Barbara Honigmann erhält in der Paulskirche den Goethe-Preis Parallelen und unverstellte Einblicke

Ina Hartwig (links) überreicht Barbara Honigmann die Urkunde des Goethe-Preises. Bild: Faure

Altstadt (jf) - „Wir sind stolz und glücklich, mit Barbara Honigmann eine Literatin auszuzeichnen, deren Romane eindringlich vom Schicksal jüdischer Menschen in der DDR ebenso wie der Künstlerbohème in Ost-Berlin erzählen“, begrüßte Kulturdezernentin Ina Hartwig die zahlreichen Gäste in der Paulskirche. Die seit 1952 alle drei Jahre stattfindende Verleihung des 1927 gestifteten Goethe-Preises sei ein Bekenntnis der Stadt und müsse lebendig bleiben. Mit der Entscheidung der Jury für Barbara Honigmann sei das gelungen.

„Leicht dahin zu quasseln ist einfach. Für Barbara Honigmann habe ich mir alles aufgeschrieben“, begann Wolf Biermann, langjähriger Freund und Weggefährte der Preisträgerin, seine Laudatio. Er erinnerte an den DDR-Staatsratsvorsitzenden Walter Ulbricht, der sich zur Aussage verstieg, der „Faust III“ werde vom Volk der DDR geschrieben. Goethe war im Osten Deutschlands selbstverständlich als Klassiker anerkannt. Die „Faust“-Inszenierungen an Ostberliner Bühnen wurden allerdings mehrfach verboten. Nur einer von vielen Widersprüchen im realen Sozialismus. In dem jüdische Menschen offiziell respektiert wurden, ihren Glauben aber nicht leben konnten.

„Passt denn Barbara Honigmann überhaupt zu Goethe?“, fragte Biermann und schickte dem Dichter kurz vor dessen 274. Geburtstag eine entsprechende Anfrage nach oben. Goethe, inzwischen modern ausgerüstet, mailte zurück: „Besonders ‚Alles, alles Liebe’ erinnert mich an meine ‚Leiden des jungen Werther’ und an meine ‚Wilhelm Meisters Lehrjahre’. Honigmann schreibt raffiniert kunstscheu.“

Biermann erinnerte an drei Nachkriegskinder, deren Eltern führende Positionen in der DDR innehatten: Thomas Brasch, Gregor Gysi und Barbara Honigmann. „Honigmann fand den Weg ins Offene mit prall gefüllten Sprachlosigkeiten“, stellte Biermann fest. Sie habe auch den dreifachen Salto geschafft mit ihrer Übersiedlung 1984 ins französische Straßburg, vom Osten in den Westen, von Deutschland nach Frankreich, von der Assimilation zu einer jüdischen Identität.

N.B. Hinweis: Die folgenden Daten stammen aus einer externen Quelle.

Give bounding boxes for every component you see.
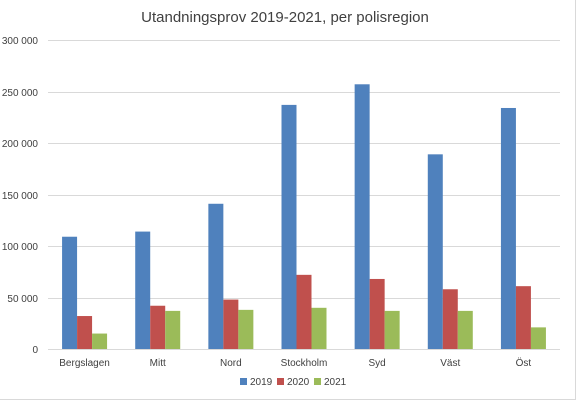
y-tick-label: 200 000 <box>2 139 39 150</box>
bar-2020-4 <box>296 274 312 349</box>
bar-2019-6 <box>427 154 443 349</box>
bar-2021-4 <box>311 307 327 349</box>
legend-swatch-2021 <box>314 378 321 385</box>
legend-label-2020: 2020 <box>287 377 310 388</box>
bar-2021-5 <box>384 310 400 349</box>
y-axis-ticks: 0 50 000 100 000 150 000 200 000 250 000 300 0… <box>2 36 39 356</box>
bar-2019-7 <box>500 107 516 349</box>
bar-2019-5 <box>354 84 370 349</box>
bar-2021-1 <box>92 333 108 349</box>
bar-2019-4 <box>281 104 297 349</box>
category-label: Stockholm <box>281 358 328 369</box>
category-label: Öst <box>516 357 532 369</box>
bar-2020-3 <box>223 299 239 349</box>
category-label: Väst <box>440 358 460 369</box>
bar-2019-2 <box>135 231 151 349</box>
chart-title: Utandningsprov 2019-2021, per polisregio… <box>141 9 429 26</box>
category-label: Mitt <box>150 358 166 369</box>
category-label: Bergslagen <box>59 358 110 369</box>
bar-2021-3 <box>238 309 254 349</box>
y-tick-label: 150 000 <box>2 191 39 202</box>
category-label: Nord <box>220 358 242 369</box>
x-axis-categories: Bergslagen Mitt Nord Stockholm Syd Väst Öst <box>59 357 531 369</box>
legend-swatch-2020 <box>277 378 284 385</box>
y-tick-label: 250 000 <box>2 88 39 99</box>
gridlines <box>48 40 560 350</box>
bars <box>62 84 546 349</box>
bar-2020-6 <box>442 289 458 349</box>
bar-2020-7 <box>515 286 531 349</box>
y-tick-label: 100 000 <box>2 242 39 253</box>
bar-2021-6 <box>457 310 473 349</box>
legend-label-2021: 2021 <box>324 377 347 388</box>
bar-2020-5 <box>369 278 385 349</box>
y-tick-label: 0 <box>32 345 38 356</box>
legend-swatch-2019 <box>240 378 247 385</box>
bar-2020-2 <box>150 305 166 349</box>
y-tick-label: 300 000 <box>2 36 39 47</box>
bar-2020-1 <box>77 316 93 349</box>
category-label: Syd <box>369 358 386 369</box>
y-tick-label: 50 000 <box>7 294 38 305</box>
bar-2021-7 <box>530 327 546 349</box>
legend: 2019 2020 2021 <box>240 377 347 388</box>
legend-label-2019: 2019 <box>250 377 273 388</box>
bar-2019-3 <box>208 203 224 349</box>
bar-2021-2 <box>165 310 181 349</box>
bar-2019-1 <box>62 236 78 349</box>
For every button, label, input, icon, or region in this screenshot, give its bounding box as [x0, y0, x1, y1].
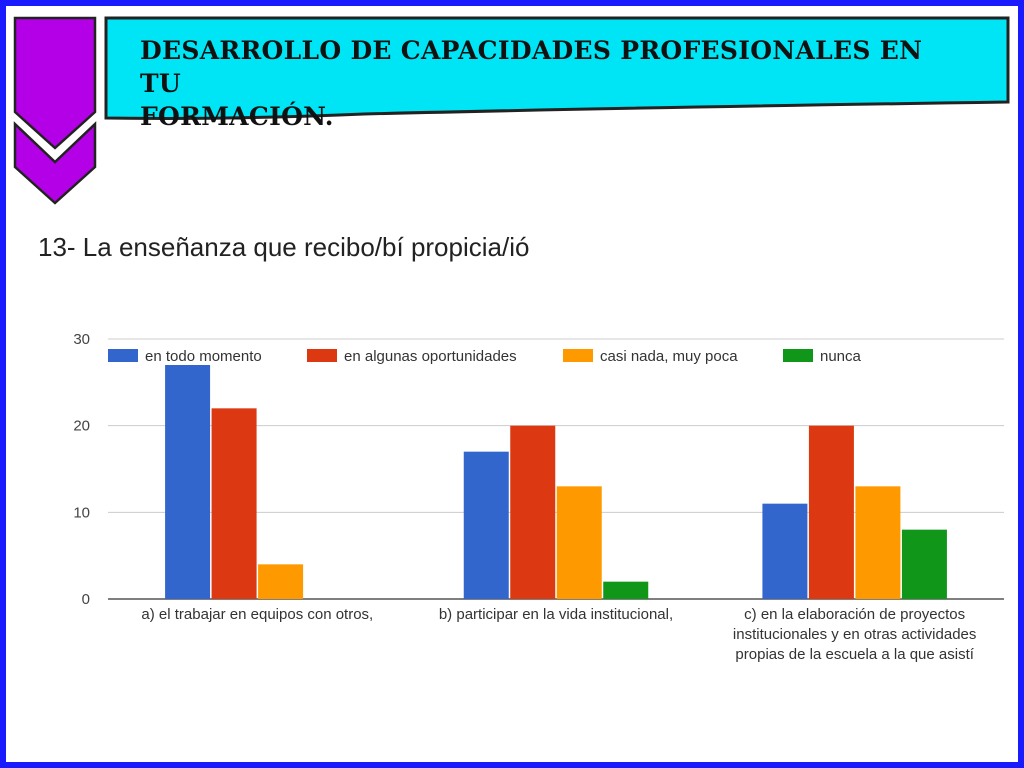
bar — [165, 365, 211, 599]
chart-bars — [165, 365, 947, 599]
bar — [510, 425, 556, 599]
chart-axis-labels: 0 10 20 30 a) el trabajar en equipos con otr… — [73, 331, 976, 663]
legend-label: en algunas oportunidades — [344, 348, 517, 365]
bar — [556, 486, 602, 599]
bar — [901, 529, 947, 599]
bar — [258, 564, 304, 599]
bar — [211, 408, 257, 599]
legend-swatch — [307, 349, 337, 362]
question-text: 13- La enseñanza que recibo/bí propicia/… — [38, 232, 530, 262]
purple-double-chevron-icon — [13, 16, 97, 205]
x-tick-label: c) en la elaboración de proyectos — [744, 606, 965, 623]
chart-legend: en todo momento en algunas oportunidades c… — [108, 348, 862, 365]
title-line-1: DESARROLLO DE CAPACIDADES PROFESIONALES … — [140, 36, 923, 98]
bar — [463, 451, 509, 599]
legend-swatch — [563, 349, 593, 362]
page-title: DESARROLLO DE CAPACIDADES PROFESIONALES … — [140, 34, 960, 133]
bar — [762, 503, 808, 599]
title-banner — [104, 16, 1010, 120]
legend-label: en todo momento — [145, 348, 262, 365]
bar — [808, 425, 854, 599]
y-tick-label: 10 — [73, 504, 90, 521]
title-line-2: FORMACIÓN. — [140, 102, 334, 131]
chart-gridlines — [108, 338, 1004, 600]
x-tick-label: institucionales y en otras actividades — [733, 626, 976, 643]
y-tick-label: 20 — [73, 418, 90, 435]
x-tick-label: propias de la escuela a la que asistí — [735, 646, 974, 663]
legend-swatch — [783, 349, 813, 362]
legend-label: casi nada, muy poca — [600, 348, 738, 365]
bar — [603, 581, 649, 599]
x-tick-label: a) el trabajar en equipos con otros, — [141, 606, 373, 623]
legend-swatch — [108, 349, 138, 362]
x-tick-label: b) participar en la vida institucional, — [439, 606, 673, 623]
bar — [855, 486, 901, 599]
legend-label: nunca — [820, 348, 862, 365]
y-tick-label: 30 — [73, 331, 90, 348]
y-tick-label: 0 — [82, 591, 90, 608]
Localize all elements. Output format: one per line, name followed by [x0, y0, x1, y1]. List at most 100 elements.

Zum Abschluss sang und stampfte Biermann den Gassenhauer „Berliner Pflanze“ und interpretierte mit eigener Gitarrenbegleitung „Und als wir ans Ufer kamen“ (1976, kurz vor der Ausbürgerung) mit der ergreifenden Zeile: „Ich möchte am liebsten weg sein und bleibe am liebsten hier“. Anschließend überreichte Ina Hartwig den Goethe-Preis an Honigmann. Die Geehrte trug sich dann noch ins Goldene Buch der Stadt ein.

„So groß bin ich nicht, um mich kleinzumachen“, dankte die 74-Jahre alte Preisträgerin. Sie sei von Goethes Werken ebenso geprägt worden wie von ihren jüdischen Wurzeln. Den Stolz gegen alle Vertreibungen und allen Hass habe ihr wohl der Vater eingepflanzt.

Zeitgleich mit Goethe, so fügte Honigmann an, lebte noch ein anderer Gelehrter, der Rabbi Chaim Volozhin, dessen jüdische Lehrschriften sie studierte.

Honigmanns Vater Georg verbrachte seine letzten Lebensjahre in Weimar. Den Ginkgo, den Goethe 1813 in seinem Weimarer Garten pflanzen ließ, hat er ebenfalls bewundert. „Und ist nicht das Zweiblatt des Baumes den Juden ähnlich?“, fragte Honigmann. Inzwischen freue sie sich über die Ginkgobäume auf der Place de la République in Strasbourg.

„Was du ererbt von deinen Vätern hast, erwirb es, um es zu besitzen. Was man nicht nützt, ist eine schwere Last. Nur was der Augenblick erschafft, das kann er nützen.“ Diese Zeilen aus „Faust I“ stellte Barbara Honigmann ans Ende ihrer Rede. Musikalisch umrahmt wurde die Preisverleihung vom Oxalis Quartett (Stefan Besan, Friederike Kampick, Tim Düllberg und Lucija Ruppert).